Oberlungwitz: Baumfällungen werden von Stadträten kritisiert

Kommunales Ersatzpflanzungen sollen überprüft werden - Aufforstungen sind geplant

Oberlungwitz. 

Oberlungwitz. Genau wie in anderen Orten gab es in den vergangenen Wochen auch in Oberlungwitz viele Baumfällungen. Oft waren es kranke Bäume, die von Sturm, Trockenheit oder Borkenkäfer geschädigt waren. Andere mussten für Bauvorhaben weichen. An der Robert-Koch-Straße verschwand zudem eine Baumreihe an einer Garagenanlage. "Das ist wirklich schade", sagte Stadtrat Matthias Beyer (CDU). Für Ratskollegin Beate Groß (FDP), die in unmittelbarer Nachbarschaft wohnt, war die Fällaktion nicht nachvollziehbar, denn die Bäume seien weder krank noch zu groß für den Standort gewesen. Die Verantwortlichen der Garagenanlage sehen das etwas anders.

Ersatzpflanzungen sind vorgesehen

Sie sahen in den Bäumen eine Gefahr, wenn immer kräftigere Stürme übers Land ziehen. Deshalb wurde sich für die Fällung entschieden, die nicht genehmigungspflichtig war.

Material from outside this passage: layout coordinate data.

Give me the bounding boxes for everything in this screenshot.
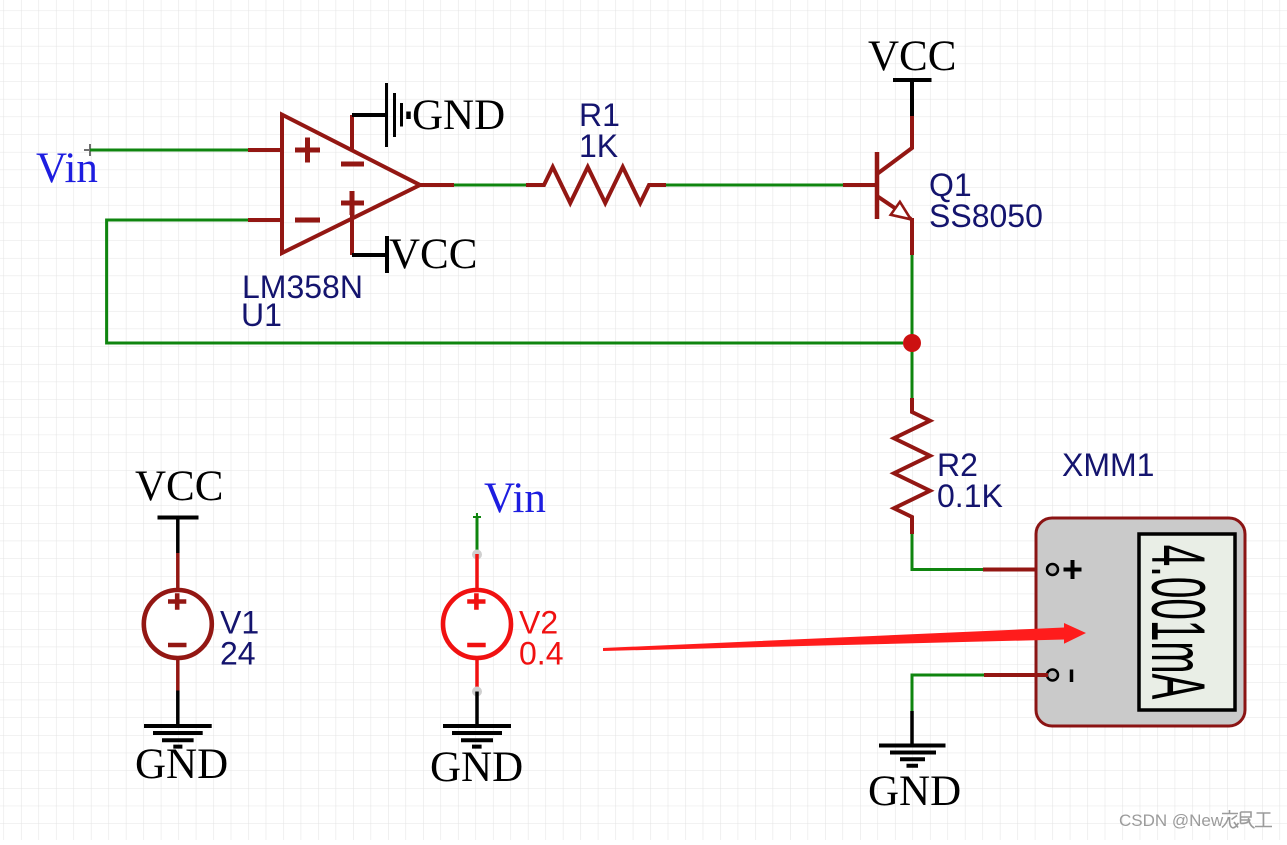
ground symbol (V1) <box>144 726 212 747</box>
wire op-amp - input stub (maroon) <box>248 218 283 222</box>
wire Q1 collector to VCC (black) <box>910 80 914 116</box>
svg-text:0.1K: 0.1K <box>937 478 1003 514</box>
svg-text:1K: 1K <box>579 128 618 164</box>
V2 minus symbol <box>467 643 486 648</box>
transistor Q1 collector <box>877 116 912 174</box>
wire op-amp output to R1 (green) <box>454 184 526 187</box>
svg-text:VCC: VCC <box>389 231 477 278</box>
wire V2 top stub (green) <box>476 517 479 554</box>
wire Vin to op-amp + input (green) <box>90 149 248 152</box>
op-amp V+ supply pin <box>350 215 354 255</box>
svg-text:GND: GND <box>412 92 505 139</box>
wire V1 to GND (black) <box>176 691 180 727</box>
XMM1 + terminal <box>1047 564 1058 575</box>
op-amp V- supply minus symbol <box>341 162 364 167</box>
wire op-amp V+ pin to VCC (black) <box>352 253 387 257</box>
wire Q1 emitter down to junction and R2 (green) <box>911 255 914 398</box>
selection handle dot (V2 bottom) <box>472 687 482 697</box>
svg-text:GND: GND <box>430 744 523 791</box>
svg-text:GND: GND <box>868 768 961 815</box>
svg-text:GND: GND <box>135 741 228 788</box>
wire op-amp + input stub (maroon) <box>248 148 283 152</box>
V2 plus symbol <box>467 593 485 609</box>
op-amp U1 triangle <box>282 115 420 253</box>
svg-text:CSDN @New: CSDN @New <box>1119 811 1224 830</box>
wire V2 to GND (black) <box>475 692 479 727</box>
wire GND lead (black) <box>910 711 914 745</box>
VCC bar (V1) <box>158 516 199 520</box>
op-amp V- supply pin <box>350 115 354 149</box>
op-amp output stub (maroon) <box>420 183 454 187</box>
svg-text:Vin: Vin <box>484 475 546 522</box>
pin cross at Vin wire end <box>84 144 96 156</box>
source V2 circle <box>443 590 511 658</box>
ground symbol (V2) <box>443 726 511 747</box>
V1 plus symbol <box>168 593 186 609</box>
svg-text:0.4: 0.4 <box>519 636 563 672</box>
svg-text:Vin: Vin <box>36 145 98 192</box>
transistor Q1 base bar <box>875 152 880 219</box>
red annotation arrow <box>603 623 1086 651</box>
op-amp + input symbol <box>295 138 320 163</box>
svg-text:XMM1: XMM1 <box>1062 447 1154 483</box>
XMM1 - terminal <box>1047 670 1058 681</box>
op-amp V+ supply plus symbol <box>341 191 364 215</box>
transistor Q1 emitter <box>877 196 911 219</box>
junction dot <box>903 334 921 352</box>
ground symbol (op-amp, sideways) <box>387 83 402 147</box>
svg-text:4.001mA: 4.001mA <box>1136 545 1222 700</box>
selection handle dot (V2 top) <box>472 550 482 560</box>
wire Q1 base stub (maroon) <box>843 183 875 187</box>
wire XMM1 - stub (maroon) <box>984 673 1048 677</box>
wire V2 top lead (red) <box>475 554 479 592</box>
wire V1 bottom lead (maroon then black) <box>176 656 180 691</box>
wire R1 to Q1 base (green) <box>666 184 843 187</box>
resistor R1 <box>526 167 666 203</box>
V1 minus symbol <box>168 643 187 648</box>
VCC bar (Q1) <box>893 78 932 82</box>
wire XMM1 - to GND (green) <box>912 675 984 711</box>
ground symbol (bottom right) <box>879 746 946 766</box>
watermark CJK strokes 农民工 <box>1222 810 1272 828</box>
wire XMM1 + stub (maroon) <box>983 568 1048 572</box>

Als Ersatz soll voraussichtlich noch im Frühjahr eine Reihe von Sträuchern gepflanzt werden.

 

Stadtrat Beyer forderte in der letzten Ratssitzung eine Auflistung über genehmigte Fällungen und appellierte außerdem, dass bei vorgeschriebenen Ersatzpflanzungen genauer hingeschaut wird. Denn Bäume in der Stadt seien schließlich wichtig. Außerhalb von Oberlungwitz wird es perspektivisch Aufforstungen geben. Ein privater Landeigentümer stellt der Stiftung "Wald für Sachsen" Flächen östlich des Hirschgrundes zur Verfügung. Die Stadtverwaltung wiederum will Teile des Landschaftsschutzgebietes Hirschgrund erwerben und im Sinne des Naturschutzes weiterentwickeln.